7. Interpretability and Theoretical Implications

Hierarchically organized wavelet coefficients yield interpretable, physically and linguistically meaningful representations:

Visualization: Learned wavelet coefficients reveal scale-specific activation patterns. Fine scales correspond to localized, high-frequency regions (e.g., token-level syntactic features, image textures), while coarse scales encode long-range dependencies and global context (Kiruluta et al., 8 Apr 2025, Esteves et al., 2024).
Decomposition-Driven Generalization: The energy-compacting property of wavelets enables compact vocabularies (e.g., 1024 tokens) sufficient for high-fidelity modeling and generalization across in- and out-of-domain tasks (Masserano et al., 2024).
Extrapolative Capacity: Multi-scale, wavelet-inspired positional encodings allow transformers to extrapolate to sequences much longer than the training regime without truncating the receptive field or introducing bias decay (Oka et al., 4 Feb 2025).

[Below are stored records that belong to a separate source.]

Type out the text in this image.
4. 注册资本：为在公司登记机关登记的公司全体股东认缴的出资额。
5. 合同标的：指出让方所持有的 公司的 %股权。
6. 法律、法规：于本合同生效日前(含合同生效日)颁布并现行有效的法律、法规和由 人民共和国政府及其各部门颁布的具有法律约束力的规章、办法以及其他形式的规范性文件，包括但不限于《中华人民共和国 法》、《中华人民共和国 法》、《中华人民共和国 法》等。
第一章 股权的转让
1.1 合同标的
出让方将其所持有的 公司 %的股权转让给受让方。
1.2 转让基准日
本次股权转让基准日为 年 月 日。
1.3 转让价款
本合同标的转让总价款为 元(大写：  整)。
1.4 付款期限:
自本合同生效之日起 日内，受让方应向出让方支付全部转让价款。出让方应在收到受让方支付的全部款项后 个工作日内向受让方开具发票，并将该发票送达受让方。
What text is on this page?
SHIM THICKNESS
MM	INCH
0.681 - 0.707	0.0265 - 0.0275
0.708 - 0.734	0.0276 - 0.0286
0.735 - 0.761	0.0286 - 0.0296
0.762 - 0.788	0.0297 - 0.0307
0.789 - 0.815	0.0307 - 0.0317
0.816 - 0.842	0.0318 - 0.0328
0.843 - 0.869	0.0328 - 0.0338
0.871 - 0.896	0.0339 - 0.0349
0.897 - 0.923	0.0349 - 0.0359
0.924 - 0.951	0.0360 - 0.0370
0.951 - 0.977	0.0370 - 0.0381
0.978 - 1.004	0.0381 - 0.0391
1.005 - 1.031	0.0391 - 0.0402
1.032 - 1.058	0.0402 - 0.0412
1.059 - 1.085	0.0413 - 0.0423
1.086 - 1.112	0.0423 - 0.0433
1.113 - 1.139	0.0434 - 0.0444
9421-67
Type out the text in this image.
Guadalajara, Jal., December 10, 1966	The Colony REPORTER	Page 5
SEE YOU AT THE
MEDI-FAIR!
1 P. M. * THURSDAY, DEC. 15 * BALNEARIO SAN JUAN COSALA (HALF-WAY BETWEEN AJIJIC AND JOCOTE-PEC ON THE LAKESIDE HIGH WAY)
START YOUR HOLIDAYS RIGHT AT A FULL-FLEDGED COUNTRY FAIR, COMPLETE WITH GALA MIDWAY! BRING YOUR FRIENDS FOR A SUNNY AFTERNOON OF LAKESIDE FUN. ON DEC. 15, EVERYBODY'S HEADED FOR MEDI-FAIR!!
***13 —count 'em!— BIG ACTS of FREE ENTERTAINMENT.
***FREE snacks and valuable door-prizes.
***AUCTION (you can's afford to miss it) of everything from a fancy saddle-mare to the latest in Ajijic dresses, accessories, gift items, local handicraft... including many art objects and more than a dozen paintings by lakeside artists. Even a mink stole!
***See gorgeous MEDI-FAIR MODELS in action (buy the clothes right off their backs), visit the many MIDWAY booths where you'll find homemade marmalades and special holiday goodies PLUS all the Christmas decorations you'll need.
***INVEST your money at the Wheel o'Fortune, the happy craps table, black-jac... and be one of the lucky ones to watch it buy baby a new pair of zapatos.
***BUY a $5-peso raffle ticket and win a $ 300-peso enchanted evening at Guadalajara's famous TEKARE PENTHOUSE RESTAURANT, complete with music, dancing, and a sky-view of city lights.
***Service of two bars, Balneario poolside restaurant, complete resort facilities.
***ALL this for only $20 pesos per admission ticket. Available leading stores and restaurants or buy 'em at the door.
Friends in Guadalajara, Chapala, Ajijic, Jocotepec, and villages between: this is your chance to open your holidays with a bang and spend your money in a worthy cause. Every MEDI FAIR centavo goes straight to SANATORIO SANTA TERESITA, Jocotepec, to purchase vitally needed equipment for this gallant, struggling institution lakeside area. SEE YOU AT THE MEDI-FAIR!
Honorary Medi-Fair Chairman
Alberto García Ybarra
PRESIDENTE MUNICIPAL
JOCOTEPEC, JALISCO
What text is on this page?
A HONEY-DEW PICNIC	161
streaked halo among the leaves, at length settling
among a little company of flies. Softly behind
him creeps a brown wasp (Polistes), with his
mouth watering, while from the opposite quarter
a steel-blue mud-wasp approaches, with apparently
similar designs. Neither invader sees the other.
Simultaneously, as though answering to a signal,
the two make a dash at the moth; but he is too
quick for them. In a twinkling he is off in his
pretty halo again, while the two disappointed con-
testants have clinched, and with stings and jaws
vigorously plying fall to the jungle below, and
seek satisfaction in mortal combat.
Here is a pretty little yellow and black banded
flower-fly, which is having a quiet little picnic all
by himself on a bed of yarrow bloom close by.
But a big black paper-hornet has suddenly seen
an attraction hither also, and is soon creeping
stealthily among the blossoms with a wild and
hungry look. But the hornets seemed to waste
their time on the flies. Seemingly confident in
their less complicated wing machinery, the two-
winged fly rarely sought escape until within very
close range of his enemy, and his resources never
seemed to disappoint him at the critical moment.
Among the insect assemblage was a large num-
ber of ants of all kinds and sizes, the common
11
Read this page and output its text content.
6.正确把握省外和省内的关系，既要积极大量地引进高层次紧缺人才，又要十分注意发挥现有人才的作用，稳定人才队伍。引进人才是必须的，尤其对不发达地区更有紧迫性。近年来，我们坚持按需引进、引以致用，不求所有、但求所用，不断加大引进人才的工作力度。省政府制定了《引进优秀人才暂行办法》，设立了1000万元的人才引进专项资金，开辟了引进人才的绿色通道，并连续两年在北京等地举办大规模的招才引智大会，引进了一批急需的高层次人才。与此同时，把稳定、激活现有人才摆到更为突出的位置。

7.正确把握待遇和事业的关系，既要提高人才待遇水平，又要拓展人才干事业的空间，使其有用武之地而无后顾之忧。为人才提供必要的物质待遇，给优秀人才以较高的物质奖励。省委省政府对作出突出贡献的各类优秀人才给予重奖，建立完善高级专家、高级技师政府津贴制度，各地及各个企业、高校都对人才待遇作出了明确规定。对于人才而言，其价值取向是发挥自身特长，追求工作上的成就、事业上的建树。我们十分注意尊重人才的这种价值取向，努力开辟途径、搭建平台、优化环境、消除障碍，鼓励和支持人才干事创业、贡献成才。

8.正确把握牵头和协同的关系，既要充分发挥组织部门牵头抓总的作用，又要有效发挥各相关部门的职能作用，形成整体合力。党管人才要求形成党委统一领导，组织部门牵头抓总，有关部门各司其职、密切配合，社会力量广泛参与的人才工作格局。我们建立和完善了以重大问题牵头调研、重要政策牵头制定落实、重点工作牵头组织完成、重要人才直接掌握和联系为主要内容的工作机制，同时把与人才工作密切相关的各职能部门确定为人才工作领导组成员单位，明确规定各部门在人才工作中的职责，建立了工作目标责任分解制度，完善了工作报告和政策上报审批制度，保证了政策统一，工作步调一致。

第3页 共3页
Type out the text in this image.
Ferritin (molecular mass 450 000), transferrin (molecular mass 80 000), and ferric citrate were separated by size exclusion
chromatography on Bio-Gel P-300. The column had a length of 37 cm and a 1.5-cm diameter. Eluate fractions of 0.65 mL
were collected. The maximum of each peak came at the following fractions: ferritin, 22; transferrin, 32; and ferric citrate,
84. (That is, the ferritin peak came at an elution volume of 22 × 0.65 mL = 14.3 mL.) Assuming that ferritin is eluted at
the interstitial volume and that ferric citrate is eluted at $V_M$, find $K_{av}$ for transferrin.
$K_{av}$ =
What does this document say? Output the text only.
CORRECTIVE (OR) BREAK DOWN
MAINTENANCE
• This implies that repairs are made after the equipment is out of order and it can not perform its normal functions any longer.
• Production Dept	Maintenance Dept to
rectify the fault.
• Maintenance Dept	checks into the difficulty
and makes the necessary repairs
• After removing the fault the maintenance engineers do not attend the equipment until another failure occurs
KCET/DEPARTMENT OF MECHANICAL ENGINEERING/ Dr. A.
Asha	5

The wavelet-token embedding paradigm systematically aligns transformer computations with the inherent multi-resolution structure observed in language, vision, time series, and dynamical systems, providing both computational efficiency and modeling fidelity through explicit, learnable multiscale representations.